For this week’s Pioneers in Tech, Lynn Conway is in the spotlight. Lynn, a 2014 Computer History Museum fellow, belongs on any list of technology pioneers for her work alone. Working at Xerox PARC, she invented scalable design rules for VLSI chip design and an e-commerce infrastructure for rapid chip prototyping—all leading to the microchip revolution of the 1980s.
But her contributions to humanity go far beyond microchips. Conway’s first pioneering technology work was not at Xerox PARC in the 1970s but at IBM in the 1960s—but this work was unknown until the year 1999, when computer historians uncovered her 1968 gender transition from male to female. This transition led to her being fired from IBM and living the next 30 years in “stealth mode.” Since then, Conway has become a leading, respected pioneer in the fight for transgender rights and conversations about gender identity.
Born in New York in 1938, Conway studied physics at MIT and earned bachelor’s and master’s degrees at Columbia University. Upon graduation, she joined IBM’s Advanced Computing Systems project, where she invented multiple-out-of-order dynamic instruction scheduling.
In 1966, she connected with Dr. Harry Benjamin, who wrote The Transsexual Phenomenon, the first book to describe transgender identities. Conway became of the earliest transgender individuals to receive gender affirming care—and for that, she was fired.

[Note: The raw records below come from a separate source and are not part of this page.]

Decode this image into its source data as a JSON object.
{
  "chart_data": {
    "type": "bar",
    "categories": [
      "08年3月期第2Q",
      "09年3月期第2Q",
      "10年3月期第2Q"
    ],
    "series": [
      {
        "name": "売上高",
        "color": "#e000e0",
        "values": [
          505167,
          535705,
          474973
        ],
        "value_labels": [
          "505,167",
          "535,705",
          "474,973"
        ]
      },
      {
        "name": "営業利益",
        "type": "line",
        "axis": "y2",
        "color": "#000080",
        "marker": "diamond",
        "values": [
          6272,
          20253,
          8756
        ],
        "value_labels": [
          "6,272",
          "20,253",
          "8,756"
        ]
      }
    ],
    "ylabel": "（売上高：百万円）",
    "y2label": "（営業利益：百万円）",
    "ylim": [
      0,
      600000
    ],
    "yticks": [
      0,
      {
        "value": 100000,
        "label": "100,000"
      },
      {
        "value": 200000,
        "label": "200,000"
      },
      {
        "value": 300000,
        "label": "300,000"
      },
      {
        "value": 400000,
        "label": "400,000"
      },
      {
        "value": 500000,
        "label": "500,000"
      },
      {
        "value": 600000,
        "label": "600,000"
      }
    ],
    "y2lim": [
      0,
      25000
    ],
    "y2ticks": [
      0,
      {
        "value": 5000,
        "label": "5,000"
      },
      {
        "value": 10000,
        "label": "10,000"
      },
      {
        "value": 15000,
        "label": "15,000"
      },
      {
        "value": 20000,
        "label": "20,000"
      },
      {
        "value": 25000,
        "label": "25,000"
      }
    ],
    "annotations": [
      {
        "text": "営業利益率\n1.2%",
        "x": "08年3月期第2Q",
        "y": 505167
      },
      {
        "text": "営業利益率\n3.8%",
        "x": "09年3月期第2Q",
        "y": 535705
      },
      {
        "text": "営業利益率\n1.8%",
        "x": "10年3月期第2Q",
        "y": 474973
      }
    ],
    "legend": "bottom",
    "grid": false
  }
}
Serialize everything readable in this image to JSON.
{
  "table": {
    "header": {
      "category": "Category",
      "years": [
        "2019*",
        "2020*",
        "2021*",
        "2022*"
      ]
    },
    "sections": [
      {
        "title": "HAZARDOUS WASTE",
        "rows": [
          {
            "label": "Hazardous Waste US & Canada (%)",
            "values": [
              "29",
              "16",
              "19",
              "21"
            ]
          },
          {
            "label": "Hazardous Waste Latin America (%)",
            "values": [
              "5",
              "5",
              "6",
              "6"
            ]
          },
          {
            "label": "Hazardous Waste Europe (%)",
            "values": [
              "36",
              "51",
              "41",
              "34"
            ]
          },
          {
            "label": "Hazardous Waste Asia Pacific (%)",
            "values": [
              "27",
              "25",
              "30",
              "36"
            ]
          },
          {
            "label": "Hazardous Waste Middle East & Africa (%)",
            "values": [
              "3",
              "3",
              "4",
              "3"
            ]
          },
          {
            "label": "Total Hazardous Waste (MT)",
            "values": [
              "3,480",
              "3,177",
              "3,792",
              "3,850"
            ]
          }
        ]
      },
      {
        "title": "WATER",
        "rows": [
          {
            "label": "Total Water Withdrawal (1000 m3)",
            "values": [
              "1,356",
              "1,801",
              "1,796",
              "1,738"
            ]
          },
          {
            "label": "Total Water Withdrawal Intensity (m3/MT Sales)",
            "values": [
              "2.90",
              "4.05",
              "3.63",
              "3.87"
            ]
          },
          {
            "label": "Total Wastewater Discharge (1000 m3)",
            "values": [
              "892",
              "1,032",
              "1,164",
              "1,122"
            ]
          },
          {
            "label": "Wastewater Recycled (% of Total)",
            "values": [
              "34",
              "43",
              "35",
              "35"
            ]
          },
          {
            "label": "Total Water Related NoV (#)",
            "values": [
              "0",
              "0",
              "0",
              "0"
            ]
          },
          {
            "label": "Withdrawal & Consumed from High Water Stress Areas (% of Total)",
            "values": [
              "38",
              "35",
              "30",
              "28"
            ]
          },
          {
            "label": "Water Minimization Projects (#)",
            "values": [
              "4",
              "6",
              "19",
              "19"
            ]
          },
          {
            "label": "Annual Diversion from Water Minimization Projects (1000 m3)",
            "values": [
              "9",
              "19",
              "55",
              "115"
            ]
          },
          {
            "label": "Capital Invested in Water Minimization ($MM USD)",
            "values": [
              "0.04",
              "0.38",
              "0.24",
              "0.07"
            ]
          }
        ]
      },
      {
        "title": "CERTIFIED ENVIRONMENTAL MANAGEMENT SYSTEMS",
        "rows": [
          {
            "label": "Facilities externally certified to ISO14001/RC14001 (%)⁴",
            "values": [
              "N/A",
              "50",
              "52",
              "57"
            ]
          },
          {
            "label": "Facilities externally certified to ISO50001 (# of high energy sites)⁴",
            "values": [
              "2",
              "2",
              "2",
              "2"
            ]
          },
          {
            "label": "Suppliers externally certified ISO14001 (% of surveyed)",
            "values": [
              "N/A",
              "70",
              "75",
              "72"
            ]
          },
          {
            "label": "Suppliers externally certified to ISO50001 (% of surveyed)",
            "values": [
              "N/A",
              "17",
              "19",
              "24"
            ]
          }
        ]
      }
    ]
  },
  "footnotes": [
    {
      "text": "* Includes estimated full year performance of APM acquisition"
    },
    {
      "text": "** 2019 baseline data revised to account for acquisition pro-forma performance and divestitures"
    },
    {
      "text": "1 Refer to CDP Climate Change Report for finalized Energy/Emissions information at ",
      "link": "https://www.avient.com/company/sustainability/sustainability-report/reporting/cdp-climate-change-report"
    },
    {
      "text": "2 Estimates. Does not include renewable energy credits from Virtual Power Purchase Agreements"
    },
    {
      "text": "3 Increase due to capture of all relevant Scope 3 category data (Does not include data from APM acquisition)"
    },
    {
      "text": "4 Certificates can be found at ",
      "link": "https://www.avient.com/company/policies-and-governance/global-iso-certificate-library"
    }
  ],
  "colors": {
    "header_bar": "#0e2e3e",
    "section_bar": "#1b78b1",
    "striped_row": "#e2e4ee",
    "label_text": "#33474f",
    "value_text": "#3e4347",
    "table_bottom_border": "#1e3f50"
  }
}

But as she began living as a transgender woman—albeit closeted—her career took off. In the 80s and 90s, she worked in academia, becoming a professor at the University of Michigan, and married her husband, Charlie. In 1999, after she was outed, Conway decided to take control of her story’s narrative and started a website documenting her experiences and offering resources for transgender individuals.
On Oct. 14, 2020, IBM publicly apologized to Conway for her firing and presented her with a lifetime achievement award.